Cross validation and linear regression

Cross validation

No matter how big a dataset is, at the end of the day it has a limited number of datapoints.
Data is very valuable, and to develop robust machine learning methods, we must use it carefully. WARNING: the improper use of data is guaranteed to be a waste of your time.
Cross-validation is a simple and robust method to carefully use data to systematically analize how well a model can perform.
To carry out cross-validation, we must randomly split our data into two sets:
- A development set with ~95% of the data
- And a testing set, with ~5% of the data
  - We will save the testing set to assess our model (or models) at the very final testing phase of the development cycle.
Cross-validation further splits randomly the development data into a C number of folds (usually five) of equal size.
Then, we will train our model (from scratch) using C-1 of the development folds, and we will validate (i.e. assess model performance) using the remaining fold.
We will repeat this procedure until we have used each of the C folds as the validation fold, and we will calculate the average cross-validation accuracy across folds.
Note: some datasets have already been split into testing and development sets, and the development set can also be already split into fixed training and validation sub-sets.
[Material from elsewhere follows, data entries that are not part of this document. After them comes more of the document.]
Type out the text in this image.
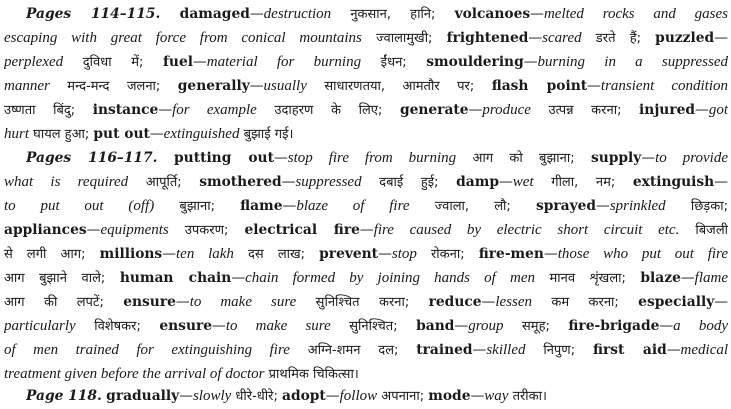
Pages 114–115. damaged—destruction नुकसान, हानि; volcanoes—melted rocks and gases
escaping with great force from conical mountains ज्वालामुखी; frightened—scared डरते हैं; puzzled—
perplexed दुविधा में; fuel—material for burning ईंधन; smouldering—burning in a suppressed
manner मन्द-मन्द जलना; generally—usually साधारणतया, आमतौर पर; flash point—transient condition
उष्णता बिंदु; instance—for example उदाहरण के लिए; generate—produce उत्पन्न करना; injured—got
hurt घायल हुआ; put out—extinguished बुझाई गई।
Pages 116–117. putting out—stop fire from burning आग को बुझाना; supply—to provide
what is required आपूर्ति; smothered—suppressed दबाई हुई; damp—wet गीला, नम; extinguish—
to put out (off) बुझाना; flame—blaze of fire ज्वाला, लौ; sprayed—sprinkled छिड़का;
appliances—equipments उपकरण; electrical fire—fire caused by electric short circuit etc. बिजली
से लगी आग; millions—ten lakh दस लाख; prevent—stop रोकना; fire-men—those who put out fire
आग बुझाने वाले; human chain—chain formed by joining hands of men मानव शृंखला; blaze—flame
आग की लपटें; ensure—to make sure सुनिश्चित करना; reduce—lessen कम करना; especially—
particularly विशेषकर; ensure—to make sure सुनिश्चित; band—group समूह; fire-brigade—a body
of men trained for extinguishing fire अग्नि-शमन दल; trained—skilled निपुण; first aid—medical
treatment given before the arrival of doctor प्राथमिक चिकित्सा।
Page 118. gradually—slowly धीरे-धीरे; adopt—follow अपनाना; mode—way तरीका।
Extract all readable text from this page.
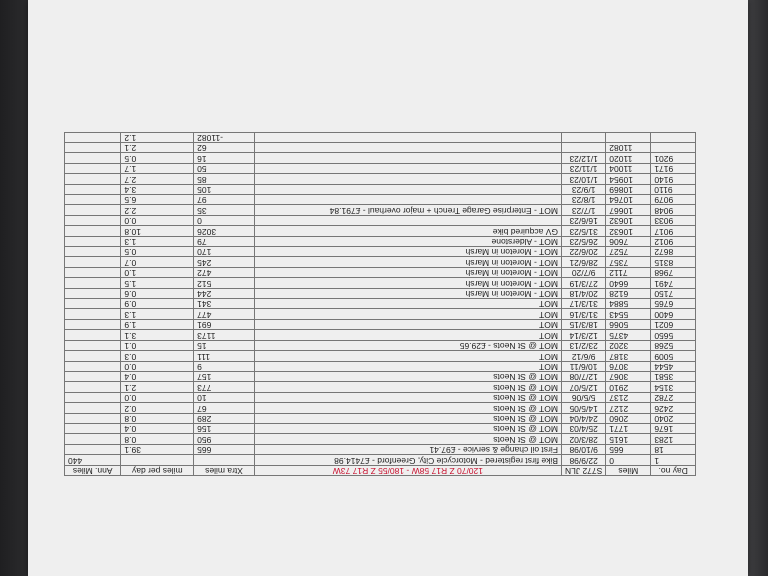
Day no.	Miles	S772 JLN	120/70 Z R17 58W - 180/55 Z R17 73W	Xtra miles	miles per day	Ann. Miles
1	0	22/9/98	Bike first registered - Motorcycle City, Greenford - £7414.98			440
18	665	9/10/98	First oil change & service - £97.41	665	39.1	
1283	1615	28/3/02	MOT @ St Neots	950	0.8	
1676	1771	25/4/03	MOT @ St Neots	156	0.4	
2040	2060	24/4/04	MOT @ St Neots	289	0.8	
2426	2127	14/5/05	MOT @ St Neots	67	0.2	
2782	2137	5/5/06	MOT @ St Neots	10	0.0	
3154	2910	12/5/07	MOT @ St Neots	773	2.1	
3581	3067	12/7/08	MOT @ St Neots	157	0.4	
4544	3076	10/6/11	MOT	9	0.0	
5009	3187	9/6/12	MOT	111	0.3	
5268	3202	23/2/13	MOT @ St Neots - £29.65	15	0.1	
5650	4375	12/3/14	MOT	1173	3.1	
6021	5066	18/3/15	MOT	691	1.9	
6400	5543	31/3/16	MOT	477	1.3	
6765	5884	31/3/17	MOT	341	0.9	
7150	6128	20/4/18	MOT - Moreton in Marsh	244	0.6	
7491	6640	27/3/19	MOT - Moreton in Marsh	512	1.5	
7968	7112	9/7/20	MOT - Moreton in Marsh	472	1.0	
8315	7357	28/6/21	MOT - Moreton in Marsh	245	0.7	
8672	7527	20/6/22	MOT - Moreton in Marsh	170	0.5	
9012	7606	26/5/23	MOT - Alderstone	79	1.3	
9017	10632	31/5/23	GV acquired bike	3026	10.8	
9033	10632	16/6/23		0	0.0	
9048	10667	1/7/23	MOT - Enterprise Garage Trench + major overhaul - £791.84	35	2.2	
9079	10764	1/8/23		97	6.5	
9110	10869	1/9/23		105	3.4	
9140	10954	1/10/23		85	2.7	
9171	11004	1/11/23		50	1.7	
9201	11020	1/12/23		16	0.5	
	11082			62	2.1	
				-11082	1.2	
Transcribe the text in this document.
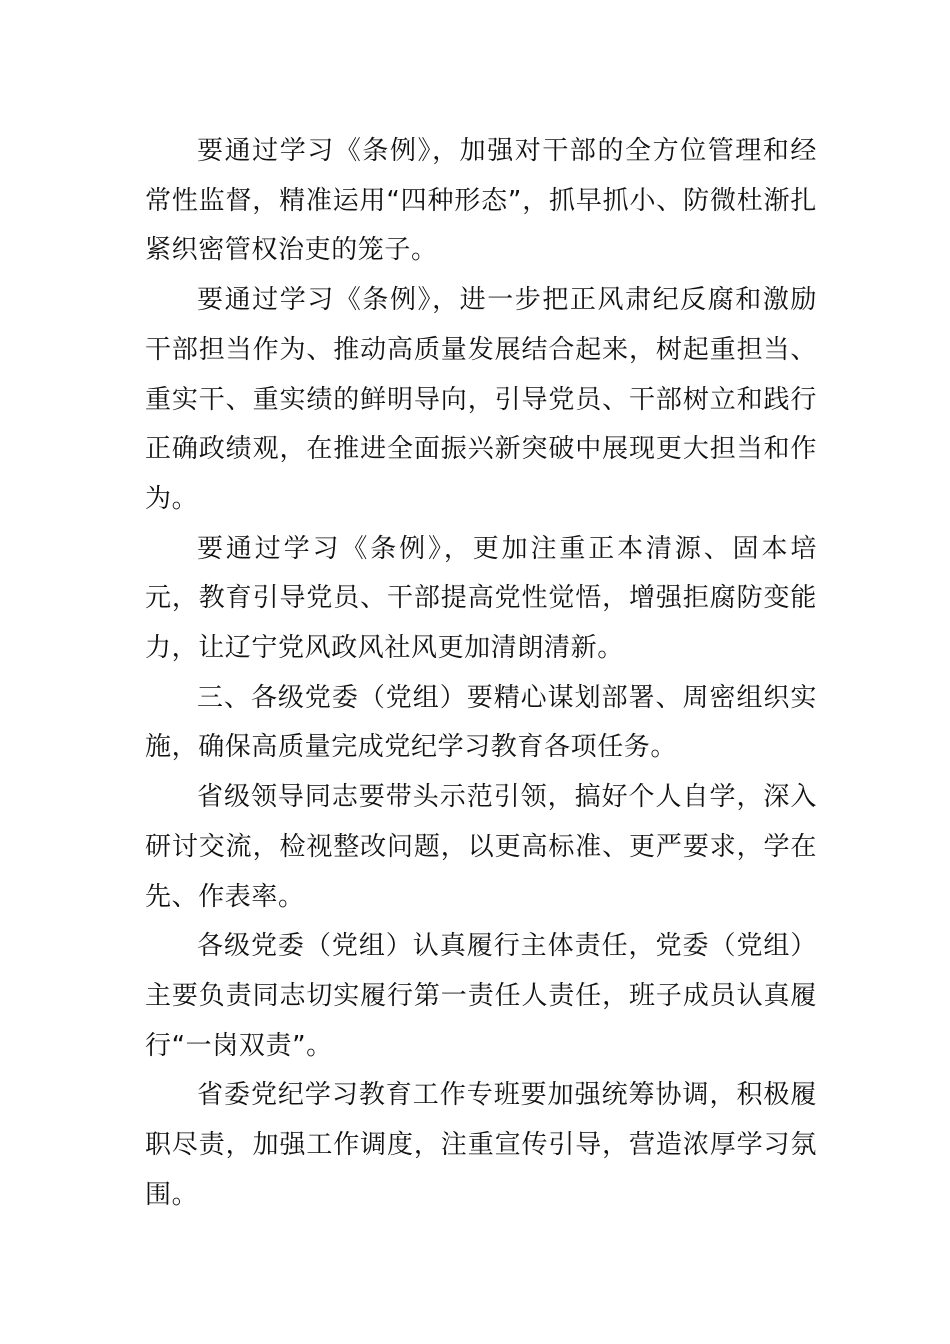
要通过学习《条例》，加强对干部的全方位管理和经常性监督，精准运用“四种形态”，抓早抓小、防微杜渐扎紧织密管权治吏的笼子。

要通过学习《条例》，进一步把正风肃纪反腐和激励干部担当作为、推动高质量发展结合起来，树起重担当、重实干、重实绩的鲜明导向，引导党员、干部树立和践行正确政绩观，在推进全面振兴新突破中展现更大担当和作为。

要通过学习《条例》，更加注重正本清源、固本培元，教育引导党员、干部提高党性觉悟，增强拒腐防变能力，让辽宁党风政风社风更加清朗清新。

三、各级党委（党组）要精心谋划部署、周密组织实施，确保高质量完成党纪学习教育各项任务。

省级领导同志要带头示范引领，搞好个人自学，深入研讨交流，检视整改问题，以更高标准、更严要求，学在先、作表率。

各级党委（党组）认真履行主体责任，党委（党组）主要负责同志切实履行第一责任人责任，班子成员认真履行“一岗双责”。

省委党纪学习教育工作专班要加强统筹协调，积极履职尽责，加强工作调度，注重宣传引导，营造浓厚学习氛围。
In this situation it is recommended to follow the suggested training and validation data splitting intead of creating training and validation folds.
Why is all of this necessary?

Given a datapoint $x_i \in \mathbb{R}^{D}$ (i.e. with D features) and a dependent observation $y_i \in \mathbb{R}^{1}$ , can we use the equation of a line to describe the relationship between $x$ and $y$ ?
Picture this scenario:
- you have a dataset consisting of musical tones, each with a fundamental frequency (f0).
- You calculate the average zero-crossing rate per second for each of these tones.
- Assuming there is a linear relationship between zero-crossing rate and f0, if the zero-crossing rate is $y_i$ and f0 is $x_i$ , you could use a line and an error term to model the data using the equation $y_i=wx_i + b + \epsilon_i$ .
To assess this model, we must assume there will be an error $\epsilon$ that we will have to “tolerate”, and find the variables $w$ and $b$ using the objective function $J = \frac{1}{2}\frac{1}{N} \sum_1^N (y_i - \hat{y_i})^2$ , where $N$ is the number of datapoints we are using to calculate the objective, and $\hat{y_i}=wx_i + b$ .
The objective function is effectively half the mean squared error $2J = \sum_1^N \epsilon_i^2$ between our model prediction $\hat{y_i}$ and the ground-truth value $y_i$ .
We can use a simple method like gradient descent (review if necessary) to find the optimal $w$ and $b$ so that $J$ is as low as possible.